Friday, December 23, 2022

My Life As A Gamer: It's About Mastering The Game, Not Making Better Bulldozers

The other day, I concluded that there was a way out of the problem that Build Culture and Instrumental Play combined to create in both videogames and especially in tabletop RPGs.

That solution is simple: Eliminite Build Culture.

Eliminating Build Culture means eliminating player ability to construct their character as if it were a robot, be it in the mode seen with Developer Kits products like GURPS and HERO, or Talent/Feat selection (d20), or being able to target powers/gear for deliberate acquisition.

Crippling Instrumental Play means eliminating all of the external aides that allow a player to go outside the game to learn how to optimize his performance.

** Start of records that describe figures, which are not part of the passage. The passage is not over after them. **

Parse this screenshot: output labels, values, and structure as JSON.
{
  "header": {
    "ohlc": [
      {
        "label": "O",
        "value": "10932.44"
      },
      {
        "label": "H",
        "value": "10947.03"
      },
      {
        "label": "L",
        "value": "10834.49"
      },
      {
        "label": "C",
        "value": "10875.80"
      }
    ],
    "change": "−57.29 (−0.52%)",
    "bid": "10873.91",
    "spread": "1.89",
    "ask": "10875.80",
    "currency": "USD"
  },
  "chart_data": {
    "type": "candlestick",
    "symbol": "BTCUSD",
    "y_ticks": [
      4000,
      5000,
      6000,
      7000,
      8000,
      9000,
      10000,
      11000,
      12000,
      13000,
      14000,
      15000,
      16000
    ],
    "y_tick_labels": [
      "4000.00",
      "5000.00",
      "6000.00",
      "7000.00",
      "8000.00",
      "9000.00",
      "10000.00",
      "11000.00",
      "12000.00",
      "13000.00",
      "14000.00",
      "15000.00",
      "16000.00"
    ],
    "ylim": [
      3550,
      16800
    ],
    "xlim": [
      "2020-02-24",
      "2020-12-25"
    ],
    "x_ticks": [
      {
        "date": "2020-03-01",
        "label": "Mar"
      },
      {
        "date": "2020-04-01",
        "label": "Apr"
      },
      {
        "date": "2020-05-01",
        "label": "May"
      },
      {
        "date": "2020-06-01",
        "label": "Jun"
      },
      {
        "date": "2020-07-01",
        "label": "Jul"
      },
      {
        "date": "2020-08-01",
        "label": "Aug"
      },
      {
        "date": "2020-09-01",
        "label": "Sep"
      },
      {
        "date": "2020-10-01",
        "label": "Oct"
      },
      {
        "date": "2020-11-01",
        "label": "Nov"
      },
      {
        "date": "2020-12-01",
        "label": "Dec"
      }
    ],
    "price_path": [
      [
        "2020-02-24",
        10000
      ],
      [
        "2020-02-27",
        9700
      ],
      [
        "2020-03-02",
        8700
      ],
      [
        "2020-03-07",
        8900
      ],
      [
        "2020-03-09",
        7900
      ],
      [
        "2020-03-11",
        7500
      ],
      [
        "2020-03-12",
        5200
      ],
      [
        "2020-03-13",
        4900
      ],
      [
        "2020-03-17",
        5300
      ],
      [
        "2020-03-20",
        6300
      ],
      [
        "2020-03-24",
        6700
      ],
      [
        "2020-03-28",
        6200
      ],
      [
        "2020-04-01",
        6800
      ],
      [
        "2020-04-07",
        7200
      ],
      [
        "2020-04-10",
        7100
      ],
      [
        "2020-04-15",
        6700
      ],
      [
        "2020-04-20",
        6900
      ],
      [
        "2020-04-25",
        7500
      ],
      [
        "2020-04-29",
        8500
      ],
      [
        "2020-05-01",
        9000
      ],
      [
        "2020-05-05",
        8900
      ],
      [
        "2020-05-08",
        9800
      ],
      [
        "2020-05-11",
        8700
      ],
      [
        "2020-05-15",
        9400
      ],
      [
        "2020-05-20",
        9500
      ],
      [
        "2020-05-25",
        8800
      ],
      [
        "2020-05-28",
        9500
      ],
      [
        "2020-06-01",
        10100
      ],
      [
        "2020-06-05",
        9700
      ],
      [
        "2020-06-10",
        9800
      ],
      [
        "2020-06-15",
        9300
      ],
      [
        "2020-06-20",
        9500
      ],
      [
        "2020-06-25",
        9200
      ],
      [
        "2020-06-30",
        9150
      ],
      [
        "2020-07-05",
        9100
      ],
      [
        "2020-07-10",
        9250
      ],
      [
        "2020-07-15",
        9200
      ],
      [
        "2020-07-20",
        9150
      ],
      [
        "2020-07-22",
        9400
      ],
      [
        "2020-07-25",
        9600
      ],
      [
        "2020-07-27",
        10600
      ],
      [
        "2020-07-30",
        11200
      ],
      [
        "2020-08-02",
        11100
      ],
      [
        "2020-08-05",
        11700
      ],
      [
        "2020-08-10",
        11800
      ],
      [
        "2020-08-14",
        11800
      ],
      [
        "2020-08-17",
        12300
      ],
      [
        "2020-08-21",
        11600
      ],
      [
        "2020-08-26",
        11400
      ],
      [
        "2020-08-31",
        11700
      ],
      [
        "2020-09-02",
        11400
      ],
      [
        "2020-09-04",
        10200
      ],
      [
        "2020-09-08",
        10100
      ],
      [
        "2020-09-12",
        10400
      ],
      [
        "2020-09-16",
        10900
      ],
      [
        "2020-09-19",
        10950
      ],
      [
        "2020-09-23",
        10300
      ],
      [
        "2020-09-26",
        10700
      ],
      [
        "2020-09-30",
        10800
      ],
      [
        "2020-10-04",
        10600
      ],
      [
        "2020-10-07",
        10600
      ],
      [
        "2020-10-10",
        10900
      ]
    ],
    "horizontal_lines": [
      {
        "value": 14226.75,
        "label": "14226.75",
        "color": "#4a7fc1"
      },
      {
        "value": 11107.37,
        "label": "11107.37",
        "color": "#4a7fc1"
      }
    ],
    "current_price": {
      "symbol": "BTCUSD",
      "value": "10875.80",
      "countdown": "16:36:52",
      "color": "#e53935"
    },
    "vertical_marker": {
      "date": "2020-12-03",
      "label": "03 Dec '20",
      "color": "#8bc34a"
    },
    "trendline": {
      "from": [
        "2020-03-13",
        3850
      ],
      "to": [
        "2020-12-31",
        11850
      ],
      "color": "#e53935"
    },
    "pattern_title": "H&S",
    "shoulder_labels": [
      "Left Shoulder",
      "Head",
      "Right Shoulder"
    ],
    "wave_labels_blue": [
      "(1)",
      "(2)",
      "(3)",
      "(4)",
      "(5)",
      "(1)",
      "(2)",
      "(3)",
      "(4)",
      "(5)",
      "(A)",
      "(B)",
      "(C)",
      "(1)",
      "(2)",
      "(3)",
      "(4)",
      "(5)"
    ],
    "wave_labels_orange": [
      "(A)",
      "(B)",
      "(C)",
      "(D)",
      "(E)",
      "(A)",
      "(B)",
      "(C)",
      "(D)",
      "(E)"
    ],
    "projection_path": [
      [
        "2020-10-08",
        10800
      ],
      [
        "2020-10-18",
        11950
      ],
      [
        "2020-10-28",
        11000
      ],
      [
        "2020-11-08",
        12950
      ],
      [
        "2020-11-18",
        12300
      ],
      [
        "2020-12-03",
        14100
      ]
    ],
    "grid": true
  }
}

Make the player make do with what he gets as best he can. Random rolls for character attributes. If classes are used, they are stripped down to the core functions necessary and have no other features. Eliminate irrelevant things like skills; characters are presumed competent within their defined spheres. Gear/powers are never guaranteed; all of them are subject to some form of scarcity or similar availabilty gate.

In short, you need the game to have simple character generation procedures--from scratch to play in five minutes or less--and give no control over development thereafter. For videogames, this means removing the ability to repeat playable content--to farm or grind--to chase down desired treasures or other improvements. (Yes, this destroys current ARPG and MMO business models; no, I don't care.)

The matter of Instrumental Play is harder, but for now--in addition to removing farming and grinding--removing player access to information that isn't character-facing should suffice; this will not be as hard as it seems because by destroying Build Culture you destroy most of the external assets right there, so this is a matter of clearing out those that remain. No sites, no mods, no guides- and no game designs that leads to "solving the problem" with such things.

Once the only way to beat the game is to play it, learn it by playing it, and master it by playing it--not by watching, not by building a robot that overpowers the game, not by having a solution handed to you--in a play environment that is not static but rather is always in motion and thus always changing due to the consequences of player actions then this self-inflicted problem solves itself.

This is what those who are #EliteLevel comprehend.